For annotatians provided by the GO Annotations at EBI (GOA) project, a file of cross-references to database entries including GenBank/EMBL/DDBJ is available at ftp://ftp.ebi.ac.uk/pub/databases/GO/goa/HUMAN/human.xrefs.gz

For some other annotation sets, there are files containing Swiss-Prot/TrEMBL protein sequence identifiers and model organism database IDs, available from ftp://ftp.geneontology.org/pub/go/gp2protein/

Can I search GO using Boolean operators?

Yes - you can perform this sort of search on the ontologies using the ontology editing tool OBO-Edit, which is developed by the GO Consortium. Full instructions for searching using OBO-Edit are available in the OBO-Edit help menu.

What are the recommended data access policies?

The GO database server is a shared resource and thus we require data mining to be performed in a manner that allows others to utilize this resource at the same time. Any activity that mines the GO database using AmiGO must be controlled so that only one request at a time. You may download and install the database locally. You can also retrieve all the source files that define the data within the database. More details on the database, including downloads and installation, can be found in the GO database guide.

For more information please contact the GO helpdesk

What is the best way to obtain the GO annotations for a list of UniProt Accession Numbers in batch?

With UniProt accession numbers, you can obtain all GO annotations by parsing a GOA gene association file, which are provided in a simple tab-delimited format. These files are available from the GOA ftp site.

The GOA project offers users a number of different files; for example:

  • all UniProtKB proteins with GO annotation
  • human proteins
  • if you were only interested in proteins from a particular species, we also provide non-redundant, species-specific files for human, mouse, rat, zebrafish, chicken, cow and Arabidopsis proteins (these files are created using the International Protein Index (IPI) - which provides a top level guide to the main databases that describe the proteomes of higher eukaryotic organisms)
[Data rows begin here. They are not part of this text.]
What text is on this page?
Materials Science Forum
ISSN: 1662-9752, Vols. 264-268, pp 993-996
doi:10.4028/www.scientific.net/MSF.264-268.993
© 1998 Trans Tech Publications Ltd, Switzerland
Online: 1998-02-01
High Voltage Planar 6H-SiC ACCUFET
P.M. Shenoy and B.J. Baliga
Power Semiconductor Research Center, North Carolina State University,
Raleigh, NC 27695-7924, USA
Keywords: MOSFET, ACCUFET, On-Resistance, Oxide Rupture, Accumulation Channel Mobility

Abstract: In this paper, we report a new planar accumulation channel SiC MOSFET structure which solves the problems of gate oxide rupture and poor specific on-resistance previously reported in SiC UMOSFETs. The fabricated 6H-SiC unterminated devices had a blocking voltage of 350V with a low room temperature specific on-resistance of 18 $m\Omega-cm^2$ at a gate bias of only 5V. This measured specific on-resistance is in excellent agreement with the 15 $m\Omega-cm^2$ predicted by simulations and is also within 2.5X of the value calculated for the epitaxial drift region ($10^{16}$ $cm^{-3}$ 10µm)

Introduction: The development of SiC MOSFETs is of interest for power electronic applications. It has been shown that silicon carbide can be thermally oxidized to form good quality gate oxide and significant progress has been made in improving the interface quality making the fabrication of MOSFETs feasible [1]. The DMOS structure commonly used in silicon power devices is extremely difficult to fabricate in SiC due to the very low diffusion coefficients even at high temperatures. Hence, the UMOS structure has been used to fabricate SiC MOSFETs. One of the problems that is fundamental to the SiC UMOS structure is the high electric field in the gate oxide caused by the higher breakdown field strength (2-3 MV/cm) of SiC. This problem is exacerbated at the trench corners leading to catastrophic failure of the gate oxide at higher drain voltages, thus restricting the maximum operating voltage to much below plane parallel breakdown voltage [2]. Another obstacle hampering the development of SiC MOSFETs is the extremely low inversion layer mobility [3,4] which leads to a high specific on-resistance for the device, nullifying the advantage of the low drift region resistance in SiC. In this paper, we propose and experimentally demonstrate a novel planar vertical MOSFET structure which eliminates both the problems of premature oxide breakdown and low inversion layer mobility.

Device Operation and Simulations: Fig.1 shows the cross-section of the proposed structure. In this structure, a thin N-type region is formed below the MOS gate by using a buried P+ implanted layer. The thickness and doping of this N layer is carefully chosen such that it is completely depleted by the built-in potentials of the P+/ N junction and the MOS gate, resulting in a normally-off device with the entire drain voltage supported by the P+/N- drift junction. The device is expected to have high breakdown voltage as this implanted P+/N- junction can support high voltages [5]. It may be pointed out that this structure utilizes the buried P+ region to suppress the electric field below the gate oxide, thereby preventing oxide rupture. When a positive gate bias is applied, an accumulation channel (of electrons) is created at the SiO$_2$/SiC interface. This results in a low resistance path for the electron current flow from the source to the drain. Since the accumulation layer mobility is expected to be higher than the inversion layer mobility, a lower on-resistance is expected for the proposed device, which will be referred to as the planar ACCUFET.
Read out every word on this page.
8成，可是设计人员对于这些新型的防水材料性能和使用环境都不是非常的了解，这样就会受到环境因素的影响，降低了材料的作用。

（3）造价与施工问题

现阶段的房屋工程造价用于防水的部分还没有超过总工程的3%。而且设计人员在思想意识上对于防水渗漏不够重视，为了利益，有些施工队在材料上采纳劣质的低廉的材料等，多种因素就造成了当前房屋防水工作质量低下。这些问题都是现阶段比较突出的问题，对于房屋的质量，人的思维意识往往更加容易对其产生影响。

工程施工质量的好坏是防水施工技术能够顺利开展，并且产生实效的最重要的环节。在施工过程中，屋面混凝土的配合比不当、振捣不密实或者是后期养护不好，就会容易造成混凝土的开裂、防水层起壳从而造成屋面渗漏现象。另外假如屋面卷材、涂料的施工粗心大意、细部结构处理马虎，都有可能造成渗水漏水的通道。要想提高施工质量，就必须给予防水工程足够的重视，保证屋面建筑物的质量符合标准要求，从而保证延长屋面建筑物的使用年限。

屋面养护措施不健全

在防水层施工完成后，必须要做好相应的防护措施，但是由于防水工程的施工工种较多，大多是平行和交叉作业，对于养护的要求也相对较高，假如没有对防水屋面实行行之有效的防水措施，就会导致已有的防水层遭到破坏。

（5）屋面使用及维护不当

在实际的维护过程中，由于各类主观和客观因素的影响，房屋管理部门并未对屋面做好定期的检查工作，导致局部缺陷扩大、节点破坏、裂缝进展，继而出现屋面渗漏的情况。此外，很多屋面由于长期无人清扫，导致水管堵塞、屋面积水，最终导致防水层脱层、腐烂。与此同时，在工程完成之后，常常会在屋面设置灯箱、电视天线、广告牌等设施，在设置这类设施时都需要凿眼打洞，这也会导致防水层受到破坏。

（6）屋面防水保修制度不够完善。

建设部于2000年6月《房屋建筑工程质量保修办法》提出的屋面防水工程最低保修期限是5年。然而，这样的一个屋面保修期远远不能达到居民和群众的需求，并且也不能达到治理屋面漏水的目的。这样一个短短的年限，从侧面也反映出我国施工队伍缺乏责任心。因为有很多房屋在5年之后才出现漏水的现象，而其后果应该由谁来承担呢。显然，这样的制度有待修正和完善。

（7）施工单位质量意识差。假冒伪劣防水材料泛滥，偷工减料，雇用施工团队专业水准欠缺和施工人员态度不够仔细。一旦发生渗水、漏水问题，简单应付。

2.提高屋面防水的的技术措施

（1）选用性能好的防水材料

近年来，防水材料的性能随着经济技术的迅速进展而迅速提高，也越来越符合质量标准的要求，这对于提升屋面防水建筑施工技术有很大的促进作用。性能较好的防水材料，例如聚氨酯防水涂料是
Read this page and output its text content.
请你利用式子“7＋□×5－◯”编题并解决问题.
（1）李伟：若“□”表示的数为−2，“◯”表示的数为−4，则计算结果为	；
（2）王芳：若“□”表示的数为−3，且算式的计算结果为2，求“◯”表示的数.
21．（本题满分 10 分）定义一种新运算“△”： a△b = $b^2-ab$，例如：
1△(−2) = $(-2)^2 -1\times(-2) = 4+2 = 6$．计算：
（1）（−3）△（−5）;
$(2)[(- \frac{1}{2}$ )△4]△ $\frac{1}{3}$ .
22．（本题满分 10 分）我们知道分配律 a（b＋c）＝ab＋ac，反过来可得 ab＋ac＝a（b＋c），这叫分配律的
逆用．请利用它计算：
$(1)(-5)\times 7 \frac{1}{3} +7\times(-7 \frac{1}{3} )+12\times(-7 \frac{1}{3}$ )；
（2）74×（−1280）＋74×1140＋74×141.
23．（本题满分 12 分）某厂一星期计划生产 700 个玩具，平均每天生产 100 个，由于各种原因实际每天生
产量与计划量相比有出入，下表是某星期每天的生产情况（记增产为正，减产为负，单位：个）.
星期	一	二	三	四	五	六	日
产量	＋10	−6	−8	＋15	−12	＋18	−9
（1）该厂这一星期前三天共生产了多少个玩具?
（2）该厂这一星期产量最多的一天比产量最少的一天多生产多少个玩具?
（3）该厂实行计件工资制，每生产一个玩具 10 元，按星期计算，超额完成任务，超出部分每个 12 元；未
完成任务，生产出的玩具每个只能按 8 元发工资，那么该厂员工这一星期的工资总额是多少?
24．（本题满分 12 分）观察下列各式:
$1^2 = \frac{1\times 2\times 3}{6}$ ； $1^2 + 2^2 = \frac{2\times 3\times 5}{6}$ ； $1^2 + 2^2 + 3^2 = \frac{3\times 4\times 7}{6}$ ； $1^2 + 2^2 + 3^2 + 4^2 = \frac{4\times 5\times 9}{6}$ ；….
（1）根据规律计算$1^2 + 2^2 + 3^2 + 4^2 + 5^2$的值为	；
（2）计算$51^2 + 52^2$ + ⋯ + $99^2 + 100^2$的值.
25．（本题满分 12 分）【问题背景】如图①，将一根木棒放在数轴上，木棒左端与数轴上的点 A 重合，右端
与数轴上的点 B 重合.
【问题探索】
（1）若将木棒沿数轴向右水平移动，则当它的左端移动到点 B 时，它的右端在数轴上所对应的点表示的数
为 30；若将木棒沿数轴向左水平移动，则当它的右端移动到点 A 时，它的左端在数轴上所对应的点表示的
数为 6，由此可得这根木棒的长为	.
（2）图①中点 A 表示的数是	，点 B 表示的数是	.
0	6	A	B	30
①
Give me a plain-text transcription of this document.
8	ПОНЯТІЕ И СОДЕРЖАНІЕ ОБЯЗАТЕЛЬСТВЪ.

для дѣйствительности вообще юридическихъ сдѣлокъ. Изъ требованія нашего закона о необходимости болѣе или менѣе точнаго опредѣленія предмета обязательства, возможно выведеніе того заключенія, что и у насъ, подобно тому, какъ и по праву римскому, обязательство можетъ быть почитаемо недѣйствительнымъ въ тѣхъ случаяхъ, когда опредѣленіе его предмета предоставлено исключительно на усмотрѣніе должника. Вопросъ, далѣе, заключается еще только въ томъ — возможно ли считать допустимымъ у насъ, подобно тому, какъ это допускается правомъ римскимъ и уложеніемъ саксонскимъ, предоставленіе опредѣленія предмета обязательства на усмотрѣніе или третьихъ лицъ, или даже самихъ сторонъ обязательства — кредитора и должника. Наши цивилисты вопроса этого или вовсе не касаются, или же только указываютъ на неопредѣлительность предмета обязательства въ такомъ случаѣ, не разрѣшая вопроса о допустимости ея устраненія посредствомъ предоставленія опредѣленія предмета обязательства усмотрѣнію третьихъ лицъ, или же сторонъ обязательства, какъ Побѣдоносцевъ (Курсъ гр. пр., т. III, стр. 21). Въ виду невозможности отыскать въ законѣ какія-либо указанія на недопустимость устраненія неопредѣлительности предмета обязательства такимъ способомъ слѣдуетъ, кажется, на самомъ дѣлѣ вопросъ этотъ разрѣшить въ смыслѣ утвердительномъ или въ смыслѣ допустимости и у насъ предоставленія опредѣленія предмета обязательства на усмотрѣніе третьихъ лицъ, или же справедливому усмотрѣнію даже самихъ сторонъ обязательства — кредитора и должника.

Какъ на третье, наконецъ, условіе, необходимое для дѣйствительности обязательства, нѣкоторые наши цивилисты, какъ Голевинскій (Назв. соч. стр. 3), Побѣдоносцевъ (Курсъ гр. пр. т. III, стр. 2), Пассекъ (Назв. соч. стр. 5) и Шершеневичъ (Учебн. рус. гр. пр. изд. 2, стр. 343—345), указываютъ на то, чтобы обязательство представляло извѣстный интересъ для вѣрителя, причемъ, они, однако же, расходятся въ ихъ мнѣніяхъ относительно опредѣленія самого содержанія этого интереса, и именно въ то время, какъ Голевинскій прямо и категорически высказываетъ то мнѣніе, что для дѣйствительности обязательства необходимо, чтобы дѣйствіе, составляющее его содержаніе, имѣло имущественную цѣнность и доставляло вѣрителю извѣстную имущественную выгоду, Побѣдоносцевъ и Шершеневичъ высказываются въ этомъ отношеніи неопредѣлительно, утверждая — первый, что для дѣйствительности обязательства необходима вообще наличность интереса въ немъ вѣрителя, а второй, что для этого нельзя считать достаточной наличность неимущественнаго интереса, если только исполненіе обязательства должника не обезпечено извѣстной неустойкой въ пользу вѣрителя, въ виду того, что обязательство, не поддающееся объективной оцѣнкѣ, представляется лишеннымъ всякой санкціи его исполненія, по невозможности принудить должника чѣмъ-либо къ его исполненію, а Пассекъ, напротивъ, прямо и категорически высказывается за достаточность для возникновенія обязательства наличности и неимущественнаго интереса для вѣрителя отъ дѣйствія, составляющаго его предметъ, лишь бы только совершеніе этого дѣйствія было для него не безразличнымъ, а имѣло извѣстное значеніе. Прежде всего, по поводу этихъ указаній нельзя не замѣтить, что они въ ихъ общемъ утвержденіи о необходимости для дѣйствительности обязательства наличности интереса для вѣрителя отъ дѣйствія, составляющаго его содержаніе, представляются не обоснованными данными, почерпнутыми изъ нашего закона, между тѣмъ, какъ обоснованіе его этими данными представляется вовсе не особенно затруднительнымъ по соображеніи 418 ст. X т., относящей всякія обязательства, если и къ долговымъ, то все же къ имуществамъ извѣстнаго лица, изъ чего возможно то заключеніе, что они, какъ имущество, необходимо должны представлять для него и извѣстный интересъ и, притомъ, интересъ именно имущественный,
Further information on the content and format of our gene association files can be found in the ReadMe

Please contact GOA help for further assistance.

What is the best way to link into AmiGO?

AmiGO is under constant development and we suggest that you sometimes check back for the most recent information (and code accordingly). That being said, please check the wiki pages on linking.

How do I install AmiGO locally?

Full documentation for downloading and installing AmiGO are available here.

Can I get citations from AmiGO?

Traffic citations: probably not; however, AmiGO is compatible with Zotero, a FireFox extension for managing references, allowing users to download information about the publications cited.